Although NBC gave him the superstar treatment, nobody has called him a superstar, yet. Avery has not said he is or will be or wants to be the star of the team.

Even so, the headlines say "Avery And The Rangers" or "Avery's Rangers". It may not be the same as when they say Ovechckin and the Capitals" or "Crosby and the Penguins" or "Crosby and Malkin and the Penguins" or "Brodeur and the Devils."

Google any NHL team and you'll find a headline identifying each hockey club with an individual player. It's Vincent Lacavalier and the Tampa Bay Lightning, Mark Recchi and the Boston Bruins, and so on.

Not all the others are household names, like Crosby, Malkin, Ovechkin, Brodeur, and Avery.

Last year, it was Jaromir Jagr and the Rangers. This year it was supposed to be Drury and Gomez and the Rangers. Avery joined the team when they were called "vanilla" and now they aren't.

It is not because Avery is a superstar like Crosby, Ovechkin, Malkin, and Brodeur. It is because the New York team's identity is linked with his.

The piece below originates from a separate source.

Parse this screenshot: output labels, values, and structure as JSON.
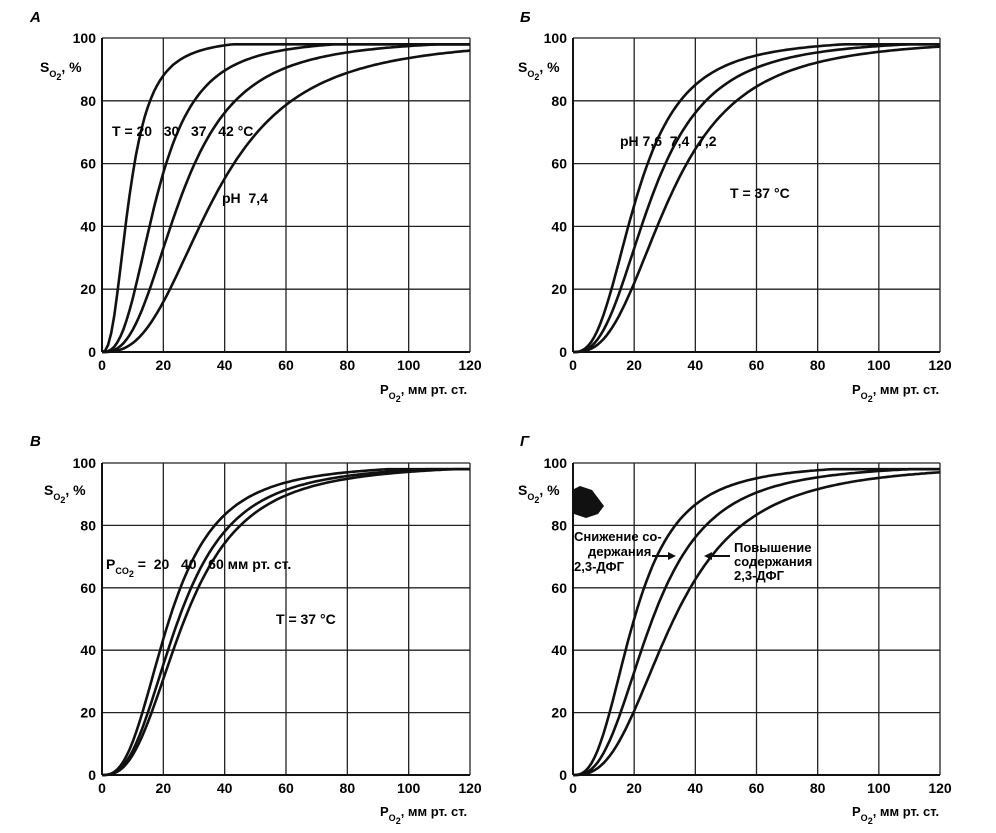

Avery returned to the Rangers and reminded them how to swagger.

Avery's name is inextricably linked with Martin Brodeur's by The Avery Rule, after the first round of the playoffs last year, and that's part of the story.

Another part of the story is the fact that Avery is a celebrity who has crossed over from hockey into the worlds of high fashion and Hollywood movies thanks to his work with Vogue and Men's Vogue, a Gap ad, an appearance in a hockey movie as "Killer" dill, and the movie that's in the works based on the hockey player's experience at Vogue.

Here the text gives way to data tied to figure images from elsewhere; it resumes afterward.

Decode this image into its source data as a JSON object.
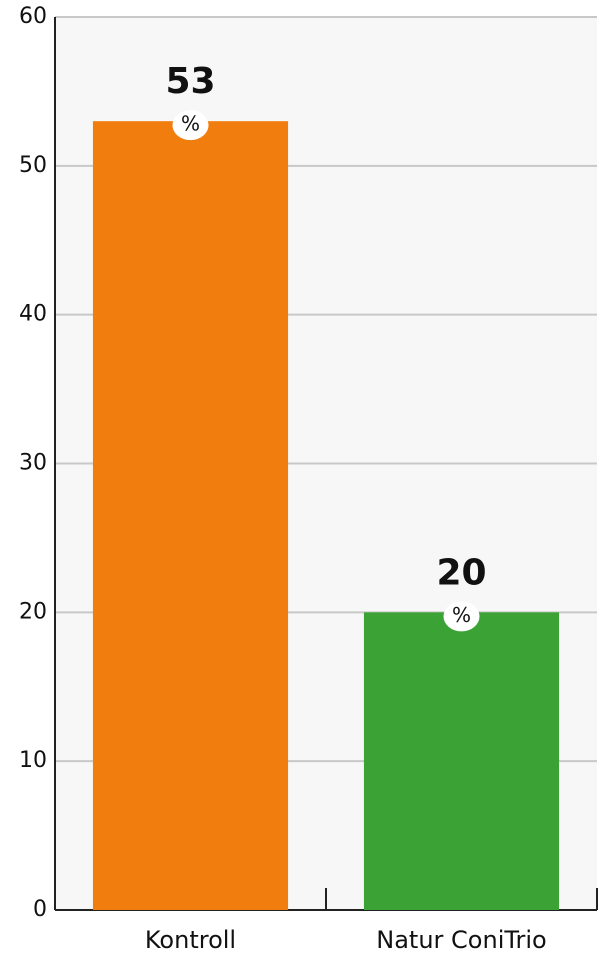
{
  "chart_data": {
    "type": "bar",
    "categories": [
      "Kontroll",
      "Natur ConiTrio"
    ],
    "values": [
      53,
      20
    ],
    "value_unit": "%",
    "colors": [
      "#f07d0e",
      "#3ba336"
    ],
    "ylim": [
      0,
      60
    ],
    "yticks": [
      0,
      10,
      20,
      30,
      40,
      50,
      60
    ],
    "grid": true
  }
}
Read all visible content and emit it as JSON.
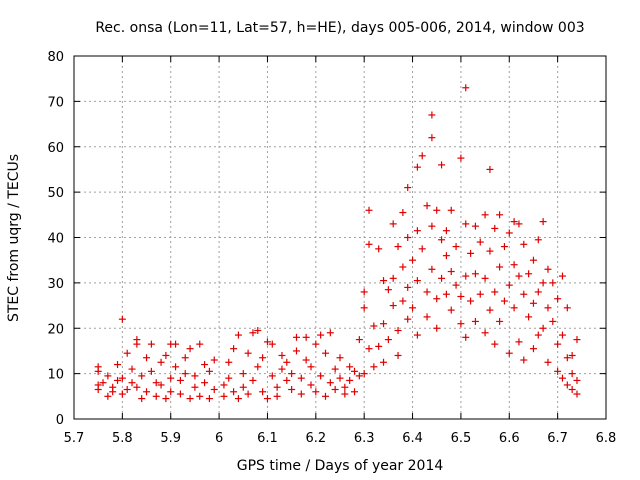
{
  "chart_data": {
    "type": "scatter",
    "title": "Rec. onsa (Lon=11, Lat=57, h=HE), days 005-006, 2014, window 003",
    "xlabel": "GPS time / Days of year 2014",
    "ylabel": "STEC from uqrg / TECUs",
    "xlim": [
      5.7,
      6.8
    ],
    "ylim": [
      0,
      80
    ],
    "xticks": [
      5.7,
      5.8,
      5.9,
      6.0,
      6.1,
      6.2,
      6.3,
      6.4,
      6.5,
      6.6,
      6.7,
      6.8
    ],
    "xtick_labels": [
      "5.7",
      "5.8",
      "5.9",
      "6",
      "6.1",
      "6.2",
      "6.3",
      "6.4",
      "6.5",
      "6.6",
      "6.7",
      "6.8"
    ],
    "yticks": [
      0,
      10,
      20,
      30,
      40,
      50,
      60,
      70,
      80
    ],
    "ytick_labels": [
      "0",
      "10",
      "20",
      "30",
      "40",
      "50",
      "60",
      "70",
      "80"
    ],
    "grid": true,
    "marker": "+",
    "color": "#e00000",
    "series": [
      {
        "name": "STEC",
        "points": [
          [
            5.75,
            11.5
          ],
          [
            5.75,
            10.5
          ],
          [
            5.75,
            7.5
          ],
          [
            5.75,
            6.5
          ],
          [
            5.76,
            8
          ],
          [
            5.77,
            5
          ],
          [
            5.77,
            9.5
          ],
          [
            5.78,
            7
          ],
          [
            5.78,
            6
          ],
          [
            5.79,
            12
          ],
          [
            5.79,
            8.5
          ],
          [
            5.8,
            22
          ],
          [
            5.8,
            5.5
          ],
          [
            5.8,
            9
          ],
          [
            5.81,
            14.5
          ],
          [
            5.81,
            6.5
          ],
          [
            5.82,
            11
          ],
          [
            5.82,
            8
          ],
          [
            5.83,
            16.5
          ],
          [
            5.83,
            17.5
          ],
          [
            5.83,
            7
          ],
          [
            5.84,
            4.5
          ],
          [
            5.84,
            9.5
          ],
          [
            5.85,
            13.5
          ],
          [
            5.85,
            6
          ],
          [
            5.86,
            10.5
          ],
          [
            5.86,
            16.5
          ],
          [
            5.87,
            5
          ],
          [
            5.87,
            8
          ],
          [
            5.88,
            12.5
          ],
          [
            5.88,
            7.5
          ],
          [
            5.89,
            14
          ],
          [
            5.89,
            4.5
          ],
          [
            5.9,
            16.5
          ],
          [
            5.9,
            9
          ],
          [
            5.9,
            6
          ],
          [
            5.91,
            11.5
          ],
          [
            5.91,
            16.5
          ],
          [
            5.92,
            5.5
          ],
          [
            5.92,
            8.5
          ],
          [
            5.93,
            13.5
          ],
          [
            5.93,
            10
          ],
          [
            5.94,
            4.5
          ],
          [
            5.94,
            15.5
          ],
          [
            5.95,
            7
          ],
          [
            5.95,
            9.5
          ],
          [
            5.96,
            16.5
          ],
          [
            5.96,
            5
          ],
          [
            5.97,
            12
          ],
          [
            5.97,
            8
          ],
          [
            5.98,
            10.5
          ],
          [
            5.98,
            4.5
          ],
          [
            5.99,
            6.5
          ],
          [
            5.99,
            13
          ],
          [
            6.01,
            5
          ],
          [
            6.01,
            7.5
          ],
          [
            6.02,
            12.5
          ],
          [
            6.02,
            9
          ],
          [
            6.03,
            6
          ],
          [
            6.03,
            15.5
          ],
          [
            6.04,
            18.5
          ],
          [
            6.04,
            4.5
          ],
          [
            6.05,
            10
          ],
          [
            6.05,
            7
          ],
          [
            6.06,
            14.5
          ],
          [
            6.06,
            5.5
          ],
          [
            6.07,
            19
          ],
          [
            6.07,
            8.5
          ],
          [
            6.08,
            19.5
          ],
          [
            6.08,
            11.5
          ],
          [
            6.09,
            6
          ],
          [
            6.09,
            13.5
          ],
          [
            6.1,
            17
          ],
          [
            6.1,
            4.5
          ],
          [
            6.11,
            9.5
          ],
          [
            6.11,
            16.5
          ],
          [
            6.12,
            7
          ],
          [
            6.12,
            5
          ],
          [
            6.13,
            11
          ],
          [
            6.13,
            14
          ],
          [
            6.14,
            8.5
          ],
          [
            6.14,
            12.5
          ],
          [
            6.15,
            6.5
          ],
          [
            6.15,
            10
          ],
          [
            6.16,
            15
          ],
          [
            6.16,
            18
          ],
          [
            6.17,
            5.5
          ],
          [
            6.17,
            9
          ],
          [
            6.18,
            18
          ],
          [
            6.18,
            13
          ],
          [
            6.19,
            7.5
          ],
          [
            6.19,
            11.5
          ],
          [
            6.2,
            16.5
          ],
          [
            6.2,
            6
          ],
          [
            6.21,
            18.5
          ],
          [
            6.21,
            9.5
          ],
          [
            6.22,
            14.5
          ],
          [
            6.22,
            5
          ],
          [
            6.23,
            19
          ],
          [
            6.23,
            8
          ],
          [
            6.24,
            11
          ],
          [
            6.24,
            6.5
          ],
          [
            6.25,
            13.5
          ],
          [
            6.25,
            9
          ],
          [
            6.26,
            7
          ],
          [
            6.26,
            5.5
          ],
          [
            6.27,
            11.5
          ],
          [
            6.27,
            8.5
          ],
          [
            6.28,
            10.5
          ],
          [
            6.28,
            6
          ],
          [
            6.29,
            17.5
          ],
          [
            6.29,
            9.5
          ],
          [
            6.3,
            28
          ],
          [
            6.3,
            10
          ],
          [
            6.3,
            24.5
          ],
          [
            6.31,
            46
          ],
          [
            6.31,
            38.5
          ],
          [
            6.31,
            15.5
          ],
          [
            6.32,
            20.5
          ],
          [
            6.32,
            11.5
          ],
          [
            6.33,
            37.5
          ],
          [
            6.33,
            16
          ],
          [
            6.34,
            30.5
          ],
          [
            6.34,
            21
          ],
          [
            6.34,
            12.5
          ],
          [
            6.35,
            28.5
          ],
          [
            6.35,
            17.5
          ],
          [
            6.36,
            43
          ],
          [
            6.36,
            31
          ],
          [
            6.36,
            25
          ],
          [
            6.37,
            38
          ],
          [
            6.37,
            19.5
          ],
          [
            6.37,
            14
          ],
          [
            6.38,
            45.5
          ],
          [
            6.38,
            33.5
          ],
          [
            6.38,
            26
          ],
          [
            6.39,
            51
          ],
          [
            6.39,
            40
          ],
          [
            6.39,
            29
          ],
          [
            6.39,
            22
          ],
          [
            6.4,
            35
          ],
          [
            6.4,
            24.5
          ],
          [
            6.41,
            55.5
          ],
          [
            6.41,
            41.5
          ],
          [
            6.41,
            30.5
          ],
          [
            6.41,
            18.5
          ],
          [
            6.42,
            58
          ],
          [
            6.42,
            37.5
          ],
          [
            6.43,
            47
          ],
          [
            6.43,
            28
          ],
          [
            6.43,
            22.5
          ],
          [
            6.44,
            67
          ],
          [
            6.44,
            62
          ],
          [
            6.44,
            42.5
          ],
          [
            6.44,
            33
          ],
          [
            6.45,
            46
          ],
          [
            6.45,
            26.5
          ],
          [
            6.45,
            20
          ],
          [
            6.46,
            56
          ],
          [
            6.46,
            39.5
          ],
          [
            6.46,
            31
          ],
          [
            6.47,
            41.5
          ],
          [
            6.47,
            27.5
          ],
          [
            6.47,
            36
          ],
          [
            6.48,
            46
          ],
          [
            6.48,
            24
          ],
          [
            6.48,
            32.5
          ],
          [
            6.49,
            38
          ],
          [
            6.49,
            29.5
          ],
          [
            6.5,
            57.5
          ],
          [
            6.5,
            27
          ],
          [
            6.5,
            21
          ],
          [
            6.51,
            73
          ],
          [
            6.51,
            43
          ],
          [
            6.51,
            31.5
          ],
          [
            6.51,
            18
          ],
          [
            6.52,
            36.5
          ],
          [
            6.52,
            26
          ],
          [
            6.53,
            42.5
          ],
          [
            6.53,
            32
          ],
          [
            6.53,
            21.5
          ],
          [
            6.54,
            39
          ],
          [
            6.54,
            27.5
          ],
          [
            6.55,
            45
          ],
          [
            6.55,
            31
          ],
          [
            6.55,
            19
          ],
          [
            6.56,
            55
          ],
          [
            6.56,
            37
          ],
          [
            6.56,
            24
          ],
          [
            6.57,
            42
          ],
          [
            6.57,
            28
          ],
          [
            6.57,
            16.5
          ],
          [
            6.58,
            45
          ],
          [
            6.58,
            33.5
          ],
          [
            6.58,
            21.5
          ],
          [
            6.59,
            38
          ],
          [
            6.59,
            26
          ],
          [
            6.6,
            41
          ],
          [
            6.6,
            29.5
          ],
          [
            6.6,
            14.5
          ],
          [
            6.61,
            43.5
          ],
          [
            6.61,
            34
          ],
          [
            6.61,
            24.5
          ],
          [
            6.62,
            43
          ],
          [
            6.62,
            31.5
          ],
          [
            6.62,
            17
          ],
          [
            6.63,
            38.5
          ],
          [
            6.63,
            27.5
          ],
          [
            6.63,
            13
          ],
          [
            6.64,
            32
          ],
          [
            6.64,
            22.5
          ],
          [
            6.65,
            35
          ],
          [
            6.65,
            25.5
          ],
          [
            6.65,
            15.5
          ],
          [
            6.66,
            39.5
          ],
          [
            6.66,
            28
          ],
          [
            6.66,
            18.5
          ],
          [
            6.67,
            43.5
          ],
          [
            6.67,
            30
          ],
          [
            6.67,
            20
          ],
          [
            6.68,
            33
          ],
          [
            6.68,
            24.5
          ],
          [
            6.68,
            12.5
          ],
          [
            6.69,
            30
          ],
          [
            6.69,
            21.5
          ],
          [
            6.7,
            26.5
          ],
          [
            6.7,
            16.5
          ],
          [
            6.7,
            10.5
          ],
          [
            6.71,
            31.5
          ],
          [
            6.71,
            18.5
          ],
          [
            6.71,
            9
          ],
          [
            6.72,
            24.5
          ],
          [
            6.72,
            13.5
          ],
          [
            6.72,
            7.5
          ],
          [
            6.73,
            14
          ],
          [
            6.73,
            10
          ],
          [
            6.73,
            6.5
          ],
          [
            6.74,
            17.5
          ],
          [
            6.74,
            8.5
          ],
          [
            6.74,
            5.5
          ]
        ]
      }
    ]
  }
}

It's his on-ice personality and off-ice celebrity status that gives him and the Rangers their new identity.

Rangers fans in New York City are hip to the jazzy changes in the former penalties leader but elsewhere in the NHL they still think of Avery as the superpest and King of the Agitators.

They did not get the memo that Avery has changed since his time with the Dallas Stars, anger management, his comeback to hockey with the Hartford Wolf Pack in the AHL, and his return to the Rangers in the NHL.

Some fans are just waiting for Avery to snap and retaliate to the pounding he is taking from opponents or the response of the referees, or lack of it, expecting him to attack someone viciously, both physically and verbally.

There is something about Avery's old persona that attracted boos and it has not gone away, yet. Columns I've written about him for Bleacher Report attract offensive that make me understand a little what it must like to be him.

Apparently, some hockey fans do not like the story about the former superpest and agitator being turned into a hockey hero, possibly even a superstar, right before our eyes.

If Avery keeps scoring at the pace of the past five games, stays away from the sin-bin, and gets named star of the game again and again, his new identity will eventually be recognized.

He is already a fan favourite with the Rangers Faithful at Madison Square Garden and, apparently, with NBC TV. If the trend continues, every athlete and every man in North America will be signing up for anger management.